To me, this seems like a problem where we have a large number of potential
transitions, and I need some help on considering a clean way to calculate the
terms for the probability that the expected length is $\geq 3$. I see that for
the first term of this expectation, we have
$1 \times P_{1,4} = \frac{1}{4},$ and for the second term, we have
$$2 \times \sum_{i=1}^3 P_{1,i}P_{i,4}
= 2 \times (\frac{1}{4} \times \frac{1}{4} + \frac{1}{4} \times \frac{1}{2}
+ \frac{1}{4} \times 0)
= 2 \times (\frac{3}{16}) = \frac{3}{8}.$$
However, I see how this computation becomes much more complicated given the
length of the chain. Is there potentially a more efficient way to calculate
the individual terms of this expectation?
Best Answer
Considering this, assume $$Q = \left(\begin{array}{cccc} 1/4&1/4&1/4 \\ 1/2&0&0 \\ 1/3&1/3&1/3 \end{array} \right)$$
Then the expected number of transitions from state $i$ to $j$ is
$$N=(I-Q)^{-1}=\left(\begin{array}{cccc} 2.2857 &0.8571&0.8571 \\ 1.1429 & 1.4286 & 0.4286\\ 1.7143 & 1.1429 & 2.1429\end{array} \right)$$
The $i$th element of the vector $\mathbf{t}=N\mathbf{1}$ gives the expected number of transitions until absorption when beginning from state $i$.

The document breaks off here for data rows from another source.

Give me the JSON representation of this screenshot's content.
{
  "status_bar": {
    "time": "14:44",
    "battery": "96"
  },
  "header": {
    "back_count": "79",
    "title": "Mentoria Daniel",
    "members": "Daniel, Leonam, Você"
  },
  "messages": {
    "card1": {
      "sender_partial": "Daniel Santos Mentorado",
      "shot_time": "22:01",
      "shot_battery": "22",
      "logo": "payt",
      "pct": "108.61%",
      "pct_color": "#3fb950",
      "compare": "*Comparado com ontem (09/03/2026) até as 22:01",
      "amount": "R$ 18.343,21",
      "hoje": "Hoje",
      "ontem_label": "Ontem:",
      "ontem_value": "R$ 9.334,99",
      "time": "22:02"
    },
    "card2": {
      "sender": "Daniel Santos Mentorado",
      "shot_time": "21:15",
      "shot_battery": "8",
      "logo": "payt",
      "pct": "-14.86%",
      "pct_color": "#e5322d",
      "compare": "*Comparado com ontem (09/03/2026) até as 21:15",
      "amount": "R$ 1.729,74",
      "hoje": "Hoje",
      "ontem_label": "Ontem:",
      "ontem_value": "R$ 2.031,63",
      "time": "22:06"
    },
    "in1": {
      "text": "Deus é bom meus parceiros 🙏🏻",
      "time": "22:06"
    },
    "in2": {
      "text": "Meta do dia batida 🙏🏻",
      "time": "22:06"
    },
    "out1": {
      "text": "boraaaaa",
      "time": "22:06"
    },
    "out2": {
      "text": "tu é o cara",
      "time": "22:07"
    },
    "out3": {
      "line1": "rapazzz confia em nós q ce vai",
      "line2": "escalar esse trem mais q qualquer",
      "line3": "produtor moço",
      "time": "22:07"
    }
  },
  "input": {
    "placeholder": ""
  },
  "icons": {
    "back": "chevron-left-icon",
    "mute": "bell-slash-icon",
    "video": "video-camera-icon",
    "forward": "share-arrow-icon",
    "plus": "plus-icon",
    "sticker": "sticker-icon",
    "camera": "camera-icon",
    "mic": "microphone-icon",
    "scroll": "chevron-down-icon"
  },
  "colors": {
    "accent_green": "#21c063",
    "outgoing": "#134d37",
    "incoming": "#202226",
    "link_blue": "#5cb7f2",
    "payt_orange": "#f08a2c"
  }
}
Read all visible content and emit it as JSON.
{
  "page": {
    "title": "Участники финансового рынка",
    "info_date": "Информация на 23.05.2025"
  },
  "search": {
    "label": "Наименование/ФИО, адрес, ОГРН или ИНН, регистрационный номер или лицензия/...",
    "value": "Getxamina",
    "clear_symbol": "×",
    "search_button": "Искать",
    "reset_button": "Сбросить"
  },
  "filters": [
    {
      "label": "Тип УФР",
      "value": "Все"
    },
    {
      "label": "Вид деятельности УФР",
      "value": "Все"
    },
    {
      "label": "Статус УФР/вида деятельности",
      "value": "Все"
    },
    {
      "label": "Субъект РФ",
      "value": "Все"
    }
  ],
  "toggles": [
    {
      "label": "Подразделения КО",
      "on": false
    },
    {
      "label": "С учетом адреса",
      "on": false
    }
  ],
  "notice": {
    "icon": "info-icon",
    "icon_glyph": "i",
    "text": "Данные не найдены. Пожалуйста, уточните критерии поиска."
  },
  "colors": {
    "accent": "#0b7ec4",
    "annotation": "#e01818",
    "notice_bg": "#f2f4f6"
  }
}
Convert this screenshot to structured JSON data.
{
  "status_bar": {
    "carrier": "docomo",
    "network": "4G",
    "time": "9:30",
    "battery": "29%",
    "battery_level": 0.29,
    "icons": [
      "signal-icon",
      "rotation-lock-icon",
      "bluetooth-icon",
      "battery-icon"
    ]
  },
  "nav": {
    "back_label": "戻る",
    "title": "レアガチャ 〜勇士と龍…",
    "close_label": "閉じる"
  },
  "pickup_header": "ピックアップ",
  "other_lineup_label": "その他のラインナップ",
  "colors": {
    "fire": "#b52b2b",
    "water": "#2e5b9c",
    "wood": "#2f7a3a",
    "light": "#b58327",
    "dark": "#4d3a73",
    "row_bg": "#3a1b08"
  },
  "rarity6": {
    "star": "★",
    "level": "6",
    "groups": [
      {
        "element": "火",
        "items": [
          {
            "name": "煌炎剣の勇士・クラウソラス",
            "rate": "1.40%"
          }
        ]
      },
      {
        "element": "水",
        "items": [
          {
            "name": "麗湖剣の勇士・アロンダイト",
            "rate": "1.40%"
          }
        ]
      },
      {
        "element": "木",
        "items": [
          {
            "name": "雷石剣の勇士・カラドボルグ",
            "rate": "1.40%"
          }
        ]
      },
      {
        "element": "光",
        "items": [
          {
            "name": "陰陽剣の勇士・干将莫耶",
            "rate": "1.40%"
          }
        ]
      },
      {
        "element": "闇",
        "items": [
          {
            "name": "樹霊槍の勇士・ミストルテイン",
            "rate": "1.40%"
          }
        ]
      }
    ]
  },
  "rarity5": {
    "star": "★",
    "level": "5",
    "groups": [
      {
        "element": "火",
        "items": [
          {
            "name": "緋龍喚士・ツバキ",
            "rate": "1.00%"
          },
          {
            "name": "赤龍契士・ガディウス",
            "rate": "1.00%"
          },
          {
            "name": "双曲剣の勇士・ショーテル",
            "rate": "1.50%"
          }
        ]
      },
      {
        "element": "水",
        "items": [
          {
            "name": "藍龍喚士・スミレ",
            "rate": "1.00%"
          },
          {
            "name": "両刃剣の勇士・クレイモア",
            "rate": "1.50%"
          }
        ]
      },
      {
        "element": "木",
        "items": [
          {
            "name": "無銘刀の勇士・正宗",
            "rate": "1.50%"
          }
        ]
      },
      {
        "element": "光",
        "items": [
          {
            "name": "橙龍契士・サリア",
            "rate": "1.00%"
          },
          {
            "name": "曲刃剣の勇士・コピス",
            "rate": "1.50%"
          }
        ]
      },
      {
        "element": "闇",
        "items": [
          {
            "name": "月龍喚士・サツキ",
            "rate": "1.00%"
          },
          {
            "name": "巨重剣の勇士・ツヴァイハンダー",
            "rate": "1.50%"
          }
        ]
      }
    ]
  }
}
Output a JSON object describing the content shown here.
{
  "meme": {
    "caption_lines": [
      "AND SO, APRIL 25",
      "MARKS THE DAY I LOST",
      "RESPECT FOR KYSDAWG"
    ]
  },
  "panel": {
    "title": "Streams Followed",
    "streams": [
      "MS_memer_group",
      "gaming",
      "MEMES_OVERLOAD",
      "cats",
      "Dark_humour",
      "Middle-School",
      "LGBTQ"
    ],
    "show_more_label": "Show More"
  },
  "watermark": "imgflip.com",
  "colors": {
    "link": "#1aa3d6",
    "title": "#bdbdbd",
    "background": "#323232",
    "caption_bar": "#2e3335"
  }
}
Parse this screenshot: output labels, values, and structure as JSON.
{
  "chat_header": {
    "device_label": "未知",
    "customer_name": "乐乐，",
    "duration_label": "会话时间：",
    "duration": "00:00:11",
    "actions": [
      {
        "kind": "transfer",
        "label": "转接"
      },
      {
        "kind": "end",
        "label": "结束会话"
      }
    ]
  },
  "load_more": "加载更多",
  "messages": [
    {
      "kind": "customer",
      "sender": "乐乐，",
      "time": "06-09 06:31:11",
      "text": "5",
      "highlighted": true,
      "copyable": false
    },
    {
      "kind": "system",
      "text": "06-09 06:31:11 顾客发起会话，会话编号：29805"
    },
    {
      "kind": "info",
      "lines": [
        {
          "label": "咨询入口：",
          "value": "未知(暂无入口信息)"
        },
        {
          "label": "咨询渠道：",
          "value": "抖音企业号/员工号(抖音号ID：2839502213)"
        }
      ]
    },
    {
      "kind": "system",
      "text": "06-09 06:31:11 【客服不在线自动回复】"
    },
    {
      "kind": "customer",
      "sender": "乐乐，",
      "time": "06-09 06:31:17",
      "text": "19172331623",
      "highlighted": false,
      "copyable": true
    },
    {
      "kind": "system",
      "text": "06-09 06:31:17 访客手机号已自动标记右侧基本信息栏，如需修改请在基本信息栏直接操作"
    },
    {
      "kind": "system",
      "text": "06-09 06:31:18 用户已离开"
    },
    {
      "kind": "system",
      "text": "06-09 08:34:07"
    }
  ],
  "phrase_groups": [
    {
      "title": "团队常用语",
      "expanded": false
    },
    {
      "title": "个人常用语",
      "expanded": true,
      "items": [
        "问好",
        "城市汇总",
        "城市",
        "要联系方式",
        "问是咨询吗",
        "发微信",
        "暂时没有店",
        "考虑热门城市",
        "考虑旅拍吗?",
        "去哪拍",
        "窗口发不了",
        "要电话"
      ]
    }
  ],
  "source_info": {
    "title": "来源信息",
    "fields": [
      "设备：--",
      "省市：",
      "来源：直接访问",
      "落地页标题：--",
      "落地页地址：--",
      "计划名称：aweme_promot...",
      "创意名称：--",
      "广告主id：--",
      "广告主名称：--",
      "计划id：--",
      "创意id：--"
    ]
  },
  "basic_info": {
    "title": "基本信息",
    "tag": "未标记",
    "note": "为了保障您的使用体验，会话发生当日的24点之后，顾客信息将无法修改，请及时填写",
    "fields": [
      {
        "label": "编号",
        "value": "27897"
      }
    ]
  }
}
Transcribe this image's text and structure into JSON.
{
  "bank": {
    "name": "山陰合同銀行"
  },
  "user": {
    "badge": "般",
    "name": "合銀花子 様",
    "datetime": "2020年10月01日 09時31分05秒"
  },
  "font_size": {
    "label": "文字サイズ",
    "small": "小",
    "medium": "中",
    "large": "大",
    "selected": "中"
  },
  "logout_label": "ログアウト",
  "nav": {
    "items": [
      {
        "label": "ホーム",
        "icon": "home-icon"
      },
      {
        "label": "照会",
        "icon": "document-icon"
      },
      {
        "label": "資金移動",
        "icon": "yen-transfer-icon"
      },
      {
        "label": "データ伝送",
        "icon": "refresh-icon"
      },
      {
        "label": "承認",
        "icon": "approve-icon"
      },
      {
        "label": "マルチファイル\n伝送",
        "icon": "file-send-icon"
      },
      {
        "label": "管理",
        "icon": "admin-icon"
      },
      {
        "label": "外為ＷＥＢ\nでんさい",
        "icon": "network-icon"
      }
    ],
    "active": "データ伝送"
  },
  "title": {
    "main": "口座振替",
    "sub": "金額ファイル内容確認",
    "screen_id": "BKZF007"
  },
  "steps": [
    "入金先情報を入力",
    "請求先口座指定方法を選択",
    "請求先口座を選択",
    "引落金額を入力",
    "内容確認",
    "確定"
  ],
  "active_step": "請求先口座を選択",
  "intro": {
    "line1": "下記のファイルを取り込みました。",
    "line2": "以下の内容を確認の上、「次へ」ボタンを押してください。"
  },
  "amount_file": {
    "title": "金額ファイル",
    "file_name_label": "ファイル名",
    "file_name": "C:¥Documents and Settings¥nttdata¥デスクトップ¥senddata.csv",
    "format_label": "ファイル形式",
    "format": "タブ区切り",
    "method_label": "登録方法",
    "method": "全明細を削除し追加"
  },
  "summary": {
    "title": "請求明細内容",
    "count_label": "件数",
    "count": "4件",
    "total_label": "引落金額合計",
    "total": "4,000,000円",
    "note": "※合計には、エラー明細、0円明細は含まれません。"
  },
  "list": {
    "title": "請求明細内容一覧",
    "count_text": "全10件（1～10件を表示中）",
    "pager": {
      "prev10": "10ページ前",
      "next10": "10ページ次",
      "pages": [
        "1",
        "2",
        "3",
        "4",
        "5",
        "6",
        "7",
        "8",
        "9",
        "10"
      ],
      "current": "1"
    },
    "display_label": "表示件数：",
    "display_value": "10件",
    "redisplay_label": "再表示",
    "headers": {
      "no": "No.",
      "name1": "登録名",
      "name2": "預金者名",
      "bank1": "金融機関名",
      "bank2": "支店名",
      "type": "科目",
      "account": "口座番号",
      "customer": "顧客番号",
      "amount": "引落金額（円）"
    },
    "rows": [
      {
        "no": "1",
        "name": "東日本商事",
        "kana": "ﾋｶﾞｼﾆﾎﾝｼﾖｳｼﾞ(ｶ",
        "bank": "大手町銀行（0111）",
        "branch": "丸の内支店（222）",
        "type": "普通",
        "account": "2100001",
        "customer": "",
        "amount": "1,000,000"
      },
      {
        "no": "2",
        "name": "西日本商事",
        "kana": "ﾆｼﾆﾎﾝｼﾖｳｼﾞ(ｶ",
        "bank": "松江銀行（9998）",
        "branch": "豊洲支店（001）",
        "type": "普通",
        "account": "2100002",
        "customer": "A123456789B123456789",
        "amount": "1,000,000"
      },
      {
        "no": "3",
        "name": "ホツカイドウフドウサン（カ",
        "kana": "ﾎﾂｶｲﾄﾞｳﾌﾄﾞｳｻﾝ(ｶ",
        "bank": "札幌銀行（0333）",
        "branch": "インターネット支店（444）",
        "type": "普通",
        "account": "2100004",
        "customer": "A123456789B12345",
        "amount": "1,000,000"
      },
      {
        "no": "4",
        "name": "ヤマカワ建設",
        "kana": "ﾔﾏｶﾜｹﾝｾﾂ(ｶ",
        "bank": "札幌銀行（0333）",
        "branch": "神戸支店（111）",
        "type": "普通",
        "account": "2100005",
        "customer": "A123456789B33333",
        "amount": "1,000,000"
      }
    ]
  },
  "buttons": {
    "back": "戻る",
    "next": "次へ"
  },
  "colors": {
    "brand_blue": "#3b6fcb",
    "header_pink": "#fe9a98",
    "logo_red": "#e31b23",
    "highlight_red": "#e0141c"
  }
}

For this case, $$\mathbf{t}=\left(\begin{array}{cccc} 2.2857 &0.8571&0.8571 \\ 1.1429 & 1.4286 & 0.4286\\ 1.7143 & 1.1429 & 2.1429\end{array} \right)\begin{pmatrix} 1\\ 1\\ 1 \end{pmatrix}=\begin{pmatrix} 4\\ 3\\ 5 \end{pmatrix}$$ So the answer to your question is $\color{red}{4}$.